If you’re a Swiss athlete with the weight of the world on your shoulders as leader of a team that is struggling to perform, there really is only one person to call upon.

Roger Federer.

It was to the tennis legend with 20 Grand Slam titles to his name that Switzerland’s SailGP driver Sébastien Schneiter turned to, following a series of disappointing results in the premier sailing series, which sees its next race on Schneiter’s home waters of Lake Geneva from 20-21 September.

“He said a lot,” smiled Schneiter when Olympics.com spoke to him at the SailGP in Portsmouth in July, weeks after the meeting with Federer.

“We had a very nice conversation and I had to pinch myself. It went by really quick… definitely very inspirational for us as Swiss athletes and it was really a huge opportunity for me to learn from the best.”

Schneiter, a three-time Olympian in men’s skiff, a two-person 4.99m (16.37ft) long boat, was appointed driver of the F50, a 15m (50ft) catamaran crewed by up to six sailors, for the Swiss boat’s debut in the 2023-24 season.

Pitched as a high-seas version of Formula One motor racing, Sail Grand Prix (SailGP) features 12 nations going head-to-head in high-tech boats that dramatically emerge out of the water on hydrofoils when at optimum speed.

Jostling for position in a series of five roughly 15-minute-long fleet races – generally three on Saturday and two on Sunday dependent on weather conditions – with boats reaching average race speeds of 40-60 km/h (around 25-37mph), the top three ranked teams face-off in a winner-takes-all final on Sunday afternoon.

Points from each boat’s finishing place are tallied at weekends’ end to set the rankings across the nigh-on year-long event, which concludes with a season-ending grand finale.

Add some of the world’s best sailors, from New Zealand’s three-time Olympic medallist and nine-time world champion, Peter Burling, to Olympic gold medallists Tom Slingsby (Australia) and Dylan Fletcher (Great Britain) along with spectator-friendly close-to-land courses in iconic locations across the world, plus a dash of unpredictable weather elements, and you’ve got quite the platform to showcase the very best drama from the world of sailing.
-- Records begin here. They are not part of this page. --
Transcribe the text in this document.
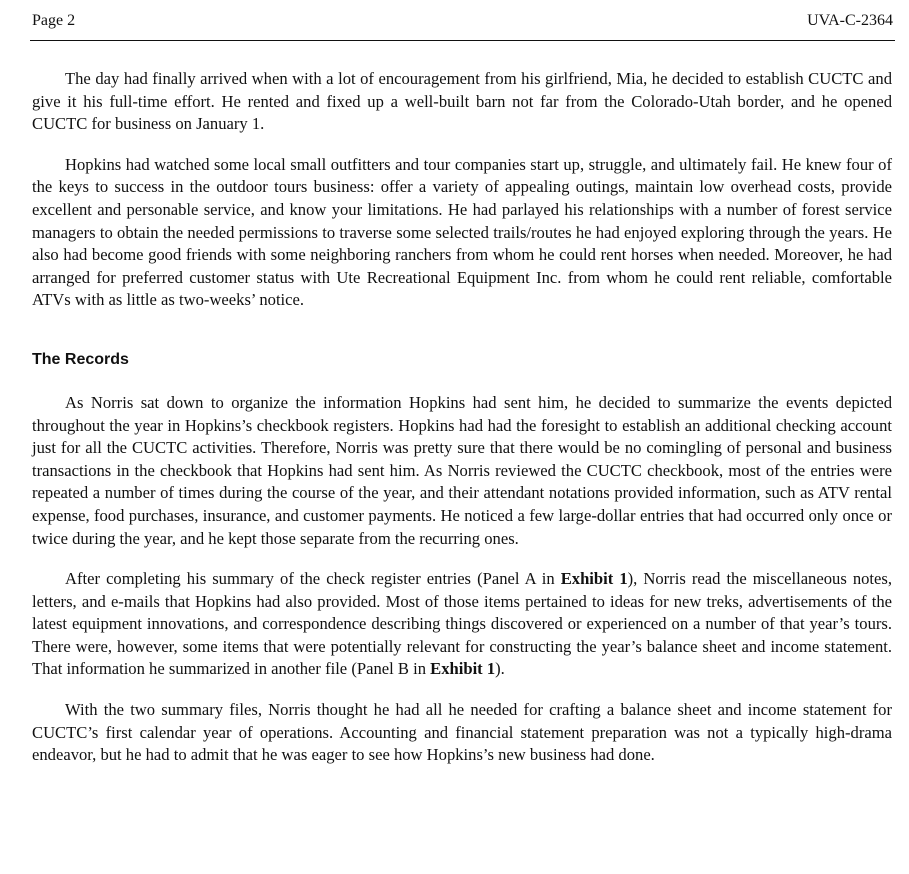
Page 2	UVA-C-2364

The day had finally arrived when with a lot of encouragement from his girlfriend, Mia, he decided to establish CUCTC and give it his full-time effort. He rented and fixed up a well-built barn not far from the Colorado-Utah border, and he opened CUCTC for business on January 1.

Hopkins had watched some local small outfitters and tour companies start up, struggle, and ultimately fail. He knew four of the keys to success in the outdoor tours business: offer a variety of appealing outings, maintain low overhead costs, provide excellent and personable service, and know your limitations. He had parlayed his relationships with a number of forest service managers to obtain the needed permissions to traverse some selected trails/routes he had enjoyed exploring through the years. He also had become good friends with some neighboring ranchers from whom he could rent horses when needed. Moreover, he had arranged for preferred customer status with Ute Recreational Equipment Inc. from whom he could rent reliable, comfortable ATVs with as little as two-weeks’ notice.

The Records

As Norris sat down to organize the information Hopkins had sent him, he decided to summarize the events depicted throughout the year in Hopkins’s checkbook registers. Hopkins had had the foresight to establish an additional checking account just for all the CUCTC activities. Therefore, Norris was pretty sure that there would be no comingling of personal and business transactions in the checkbook that Hopkins had sent him. As Norris reviewed the CUCTC checkbook, most of the entries were repeated a number of times during the course of the year, and their attendant notations provided information, such as ATV rental expense, food purchases, insurance, and customer payments. He noticed a few large-dollar entries that had occurred only once or twice during the year, and he kept those separate from the recurring ones.

After completing his summary of the check register entries (Panel A in Exhibit 1), Norris read the miscellaneous notes, letters, and e-mails that Hopkins had also provided. Most of those items pertained to ideas for new treks, advertisements of the latest equipment innovations, and correspondence describing things discovered or experienced on a number of that year’s tours. There were, however, some items that were potentially relevant for constructing the year’s balance sheet and income statement. That information he summarized in another file (Panel B in Exhibit 1).

With the two summary files, Norris thought he had all he needed for crafting a balance sheet and income statement for CUCTC’s first calendar year of operations. Accounting and financial statement preparation was not a typically high-drama endeavor, but he had to admit that he was eager to see how Hopkins’s new business had done.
No wonder the likes of sporting icons such as former F1 driver Sebastian Vettel as well as Hollywood actors Hugh Jackman and Ryan Reynolds have become involved in some capacity with the mega series.

Unfortunately for Schneiter that drama revolved around the bottom of the table for his team, as they struggled to make their mark in their initial forays into the series.